There were 277 households, out of which 31.0% had children under the age of 18 living with them, 58.5% were married couples living together, 5.1% had a female householder with no husband present, and 30.3% were non-families. 25.6% of all households were made up of individuals, and 10.1% had someone living alone who was 65 years of age or older. The average household size was 2.34 and the average family size was 2.81.

In the town, the population was spread out, with 23.6% under the age of 18, 4.8% from 18 to 24, 30.2% from 25 to 44, 27.6% from 45 to 64, and 13.9% who were 65 years of age or older. The median age was 39 years. For every 100 females, there were 105.4 males. For every 100 females age 18 and over, there were 110.2 males.

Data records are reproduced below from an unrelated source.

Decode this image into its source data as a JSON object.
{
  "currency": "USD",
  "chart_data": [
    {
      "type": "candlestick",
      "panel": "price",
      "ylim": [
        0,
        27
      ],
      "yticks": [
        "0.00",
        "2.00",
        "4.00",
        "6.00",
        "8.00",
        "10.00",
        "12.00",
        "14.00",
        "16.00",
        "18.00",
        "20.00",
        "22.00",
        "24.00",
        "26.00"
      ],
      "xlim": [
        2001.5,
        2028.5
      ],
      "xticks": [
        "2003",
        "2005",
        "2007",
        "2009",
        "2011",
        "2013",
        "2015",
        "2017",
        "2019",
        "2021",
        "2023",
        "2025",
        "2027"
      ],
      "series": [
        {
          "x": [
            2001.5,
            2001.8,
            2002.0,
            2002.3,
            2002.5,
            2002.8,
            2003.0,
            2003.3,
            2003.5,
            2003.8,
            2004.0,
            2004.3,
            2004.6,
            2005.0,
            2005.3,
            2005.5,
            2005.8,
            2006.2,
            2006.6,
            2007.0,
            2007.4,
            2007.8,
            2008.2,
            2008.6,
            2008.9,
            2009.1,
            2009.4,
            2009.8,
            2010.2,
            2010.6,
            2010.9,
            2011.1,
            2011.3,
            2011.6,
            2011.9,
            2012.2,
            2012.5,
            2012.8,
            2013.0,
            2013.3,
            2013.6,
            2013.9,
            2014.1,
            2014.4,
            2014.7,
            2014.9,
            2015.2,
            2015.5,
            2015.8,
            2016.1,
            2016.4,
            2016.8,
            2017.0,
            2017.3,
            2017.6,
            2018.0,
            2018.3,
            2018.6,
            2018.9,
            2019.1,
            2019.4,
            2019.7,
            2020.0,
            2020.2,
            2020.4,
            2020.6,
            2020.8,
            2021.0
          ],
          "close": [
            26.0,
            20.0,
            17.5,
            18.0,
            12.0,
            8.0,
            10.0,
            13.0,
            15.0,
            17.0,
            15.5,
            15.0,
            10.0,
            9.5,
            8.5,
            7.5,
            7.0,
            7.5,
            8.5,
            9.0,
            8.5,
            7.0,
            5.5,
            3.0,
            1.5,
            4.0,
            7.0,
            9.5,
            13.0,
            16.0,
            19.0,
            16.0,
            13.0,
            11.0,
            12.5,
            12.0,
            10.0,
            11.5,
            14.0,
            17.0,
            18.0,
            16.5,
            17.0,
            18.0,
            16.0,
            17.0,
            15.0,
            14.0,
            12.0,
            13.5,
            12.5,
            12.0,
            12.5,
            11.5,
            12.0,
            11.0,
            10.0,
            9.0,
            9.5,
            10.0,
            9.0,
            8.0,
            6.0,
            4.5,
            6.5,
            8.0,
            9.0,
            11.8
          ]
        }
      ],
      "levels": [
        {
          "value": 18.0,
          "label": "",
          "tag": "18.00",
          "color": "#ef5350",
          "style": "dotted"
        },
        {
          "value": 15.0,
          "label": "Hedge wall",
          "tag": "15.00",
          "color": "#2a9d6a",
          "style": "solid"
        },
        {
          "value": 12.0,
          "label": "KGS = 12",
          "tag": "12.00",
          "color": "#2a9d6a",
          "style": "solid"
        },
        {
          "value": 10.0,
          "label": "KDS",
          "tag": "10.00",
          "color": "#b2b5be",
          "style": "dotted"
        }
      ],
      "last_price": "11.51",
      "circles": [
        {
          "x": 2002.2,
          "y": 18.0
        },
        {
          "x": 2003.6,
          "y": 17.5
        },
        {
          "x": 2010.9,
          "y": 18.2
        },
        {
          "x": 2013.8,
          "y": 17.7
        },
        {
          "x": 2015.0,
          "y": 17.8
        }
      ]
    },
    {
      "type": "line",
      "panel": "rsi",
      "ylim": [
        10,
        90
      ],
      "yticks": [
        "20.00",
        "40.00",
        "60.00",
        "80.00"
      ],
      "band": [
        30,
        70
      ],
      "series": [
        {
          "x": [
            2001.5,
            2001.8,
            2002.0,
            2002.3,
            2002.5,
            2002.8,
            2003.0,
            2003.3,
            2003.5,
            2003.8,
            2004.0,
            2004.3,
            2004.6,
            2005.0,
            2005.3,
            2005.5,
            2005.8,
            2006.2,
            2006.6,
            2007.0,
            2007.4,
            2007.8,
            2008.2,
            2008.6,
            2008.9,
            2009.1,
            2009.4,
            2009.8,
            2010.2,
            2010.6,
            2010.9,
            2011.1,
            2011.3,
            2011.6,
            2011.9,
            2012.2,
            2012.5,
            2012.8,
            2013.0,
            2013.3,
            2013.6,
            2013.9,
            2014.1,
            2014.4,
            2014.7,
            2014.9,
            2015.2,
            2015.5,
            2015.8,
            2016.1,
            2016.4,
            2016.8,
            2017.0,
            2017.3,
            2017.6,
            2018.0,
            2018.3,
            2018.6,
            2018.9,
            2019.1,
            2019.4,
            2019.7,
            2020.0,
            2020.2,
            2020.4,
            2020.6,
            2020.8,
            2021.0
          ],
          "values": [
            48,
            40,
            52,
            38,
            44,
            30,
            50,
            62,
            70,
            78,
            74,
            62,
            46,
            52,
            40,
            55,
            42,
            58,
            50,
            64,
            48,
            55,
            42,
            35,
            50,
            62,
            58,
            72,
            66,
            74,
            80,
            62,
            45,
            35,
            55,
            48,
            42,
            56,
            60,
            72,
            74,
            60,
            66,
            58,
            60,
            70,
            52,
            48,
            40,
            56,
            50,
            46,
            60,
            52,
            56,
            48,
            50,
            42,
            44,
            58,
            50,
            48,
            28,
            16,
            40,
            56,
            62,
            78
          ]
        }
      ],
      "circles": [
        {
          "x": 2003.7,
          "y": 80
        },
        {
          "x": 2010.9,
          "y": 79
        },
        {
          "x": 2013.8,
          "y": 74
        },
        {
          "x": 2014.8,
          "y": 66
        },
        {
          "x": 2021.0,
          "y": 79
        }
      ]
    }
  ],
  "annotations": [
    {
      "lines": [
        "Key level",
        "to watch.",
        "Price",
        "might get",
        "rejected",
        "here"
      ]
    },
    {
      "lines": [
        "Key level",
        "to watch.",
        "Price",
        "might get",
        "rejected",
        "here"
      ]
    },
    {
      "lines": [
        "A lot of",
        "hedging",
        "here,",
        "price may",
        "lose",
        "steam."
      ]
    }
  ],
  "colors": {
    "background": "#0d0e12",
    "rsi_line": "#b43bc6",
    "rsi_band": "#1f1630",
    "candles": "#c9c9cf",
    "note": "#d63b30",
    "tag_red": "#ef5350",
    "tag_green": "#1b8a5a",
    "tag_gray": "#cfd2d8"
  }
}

The median income for a household in the town was $35,781, and the median income for a family was $39,375. Males had a median income of $32,125 versus $24,375 for females. The per capita income for the town was $16,828. About 4.9% of families and 4.7% of the population were below the poverty line, including 5.8% of those under age 18 and none of those age 65 or over.

==Education==
The Maple School District is roughly 1500 sqmi and consists of two villages and nine towns. It operates four schools: Iron River Elementary School, Northwestern Elementary School, Northwestern Middle School, and Northwestern High School.